Dann schickt Putin seine Kanonenboote in die Straße von Kertsch, beschießt und kapert nach Piratenmanier in internationalen Gewässern ukrainische Schiffe, setzt verwundete Seeleute fest und verschleppt sie ins Lefortowo-Gefängnis nach Moskau und beschuldigt die Ukraine der Provokation! Erst im Zusammenhang mit diesem Zwischenfall an der Brücke von Kertsch wacht die westliche Welt auf. Das ist unzureichende europäische Außen- und Sicherheitspolitik. Das Minsker Abkommen wird von Russland torpediert. An einer internationalen Vermittlung im Kertsch-Konflikt, etwa im Rahmen des von der deutschen Kanzlerin vorgeschlagenen Normandie-Formats, ist Putin nicht interessiert. Wenn Russland die Nachteile seines Handelns nicht spürbar aufgezeigt werden, dann wird Putin frech und dreist weiter Recht brechen, um die Kontrolle über das Asowsche Meer zu zementieren und den Machtanspruch in Richtung Schwarzes Meer auszuweiten. Dann allerdings sind auch die Interessen von NATO-Anrainerstaaten stark berührt.

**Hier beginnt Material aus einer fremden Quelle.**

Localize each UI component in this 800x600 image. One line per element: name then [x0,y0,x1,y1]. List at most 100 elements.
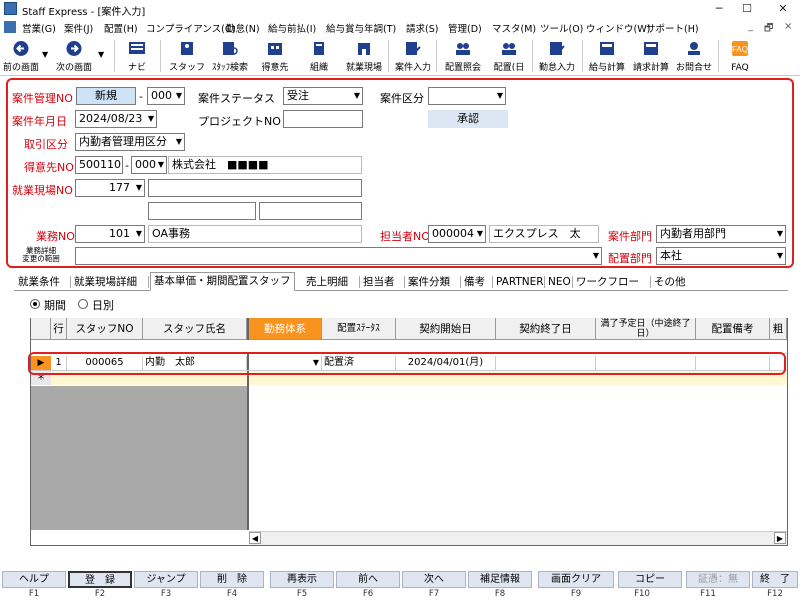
case-date-picker[interactable]: 2024/08/23 ▼ [75,110,157,128]
tab-separator [148,276,149,288]
staff-search-button[interactable]: ｽﾀｯﾌ検索 [212,36,248,76]
scroll-left-icon[interactable]: ◀ [249,532,261,544]
person-no-select[interactable]: 000004 ▼ [428,225,486,243]
back-dropdown-icon[interactable]: ▼ [42,50,48,59]
menu-payroll[interactable]: 給与賞与年調(T) [326,21,396,35]
placement-inquiry-button[interactable]: 配置照会 [445,36,481,76]
f8-supplement-button[interactable]: 補足情報 [468,571,532,588]
tab-case-category[interactable]: 案件分類 [408,274,450,290]
project-label: プロジェクトNO [198,115,281,128]
menu-compliance[interactable]: コンプライアンス(C) [146,21,235,35]
tab-site-details[interactable]: 就業現場詳細 [74,274,137,290]
f10-copy-button[interactable]: コピー [618,571,682,588]
case-status-select[interactable]: 受注 ▼ [283,87,363,105]
menu-tools[interactable]: ツール(O) [540,21,583,35]
contact-button[interactable]: お問合せ [676,36,712,76]
forward-button[interactable]: 次の画面 [56,36,92,76]
case-no-input[interactable]: 新規 [76,87,136,105]
menu-sales[interactable]: 営業(G) [22,21,56,35]
chevron-down-icon: ▼ [135,183,142,192]
tab-person[interactable]: 担当者 [363,274,395,290]
site-button[interactable]: 就業現場 [346,36,382,76]
menu-admin[interactable]: 管理(D) [448,21,482,35]
menu-window[interactable]: ウィンドウ(W) [586,21,650,35]
tab-others[interactable]: その他 [654,274,686,290]
approve-button[interactable]: 承認 [428,110,508,128]
job-no-select[interactable]: 101 ▼ [75,225,145,243]
assign-dept-select[interactable]: 本社 ▼ [656,247,786,265]
tab-partner[interactable]: PARTNER [496,274,544,290]
minimize-button[interactable]: ─ [706,0,732,18]
faq-button[interactable]: FAQ FAQ [726,36,754,76]
menu-master[interactable]: マスタ(M) [492,21,536,35]
site-no-select[interactable]: 177 ▼ [75,179,145,197]
person-name-field: エクスプレス 太 [489,225,599,243]
f9-clear-button[interactable]: 画面クリア [538,571,614,588]
dept-select[interactable]: 内勤者用部門 ▼ [656,225,786,243]
f11-voucher-button[interactable]: 証憑：無 [686,571,750,588]
case-no-sub-select[interactable]: 000 ▼ [147,87,185,105]
billing-button[interactable]: 請求計算 [633,36,669,76]
menu-placement[interactable]: 配置(H) [104,21,138,35]
tab-separator [460,276,461,288]
f3-key-label: F3 [160,589,172,599]
svg-text:FAQ: FAQ [732,45,748,54]
project-input[interactable] [283,110,363,128]
grid-frozen-empty-area [31,386,247,530]
f1-key-label: F1 [28,589,40,599]
menu-support[interactable]: サポート(H) [646,21,699,35]
menu-bar: 営業(G) 案件(J) 配置(H) コンプライアンス(C) 勤怠(N) 給与前払… [0,18,800,36]
navi-button[interactable]: ナビ [122,36,152,76]
tab-neo[interactable]: NEO [548,274,571,290]
case-no-label: 案件管理NO [12,92,73,105]
tab-sales-details[interactable]: 売上明細 [306,274,348,290]
menu-case[interactable]: 案件(J) [64,21,93,35]
staff-button[interactable]: スタッフ [169,36,205,76]
col-header-placement-note: 配置備考 [696,318,770,340]
f2-register-button[interactable]: 登 録 [68,571,132,588]
close-button[interactable]: ✕ [770,0,796,18]
f12-exit-button[interactable]: 終 了 [752,571,798,588]
menu-billing[interactable]: 請求(S) [406,21,438,35]
case-type-select[interactable]: ▼ [428,87,506,105]
client-button[interactable]: 得意先 [260,36,290,76]
tab-work-conditions[interactable]: 就業条件 [18,274,60,290]
tab-workflow[interactable]: ワークフロー [576,274,639,290]
f6-prev-button[interactable]: 前へ [336,571,400,588]
assign-dept-label: 配置部門 [608,252,652,265]
maximize-button[interactable]: ☐ [734,0,760,18]
tab-basic-unit-staff[interactable]: 基本単価・期間配置スタッフ [150,272,295,291]
f4-delete-button[interactable]: 削 除 [200,571,264,588]
horizontal-scrollbar[interactable] [249,531,787,545]
org-button[interactable]: 組織 [304,36,334,76]
f2-key-label: F2 [94,589,106,599]
back-button[interactable]: 前の画面 [3,36,39,76]
f5-refresh-button[interactable]: 再表示 [270,571,334,588]
payroll-button[interactable]: 給与計算 [589,36,625,76]
navi-icon [129,42,145,54]
client-no-input[interactable]: 500110 [75,156,123,174]
placement-day-button[interactable]: 配置(日 [492,36,526,76]
tab-separator [492,276,493,288]
radio-daily[interactable] [78,299,88,309]
child-close-button[interactable]: × [784,21,792,32]
f11-key-label: F11 [700,589,716,599]
toolbar-separator [160,40,161,72]
trade-select[interactable]: 内勤者管理用区分 ▼ [75,133,185,151]
case-input-button[interactable]: 案件入力 [395,36,431,76]
child-minimize-button[interactable]: _ [748,21,753,32]
menu-advance-pay[interactable]: 給与前払(I) [268,21,316,35]
site-extra-field-1 [148,202,256,220]
client-sub-select[interactable]: 000 ▼ [131,156,167,174]
detail-select[interactable]: ▼ [75,247,602,265]
f7-next-button[interactable]: 次へ [402,571,466,588]
menu-attendance[interactable]: 勤怠(N) [226,21,260,35]
scroll-right-icon[interactable]: ▶ [774,532,786,544]
tab-remarks[interactable]: 備考 [464,274,485,290]
attendance-input-button[interactable]: 勤怠入力 [539,36,575,76]
radio-period[interactable] [30,299,40,309]
forward-dropdown-icon[interactable]: ▼ [98,50,104,59]
job-label: 業務NO [36,230,75,243]
f1-help-button[interactable]: ヘルプ [2,571,66,588]
f3-jump-button[interactable]: ジャンプ [134,571,198,588]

Die verstärkte Zusammenarbeit der NATO und EU in der Sicherheits- und Verteidigungspolitik ist wichtig für die transatlantische Sicherheit. Deswegen sollte die EU die NATO deutlicher, sichtbarer und wirkungsvoller unterstützen. Verschärfte Sanktionen können da ein wirksames Mittel sein, um Putin von weiteren Rechtsbrüchen abzuhalten. Und Deutschland sollte darüber nachdenken, ob es nicht zum Zusammenhalt der EU durch ein Moratorium beim Projekt Nordstream 2 beitragen und gleichzeitig Russland damit ein deutliches Zeichen geben sollte, dass seine aggressive, gegen die westliche Welt gerichtete Politik verurteilt wird.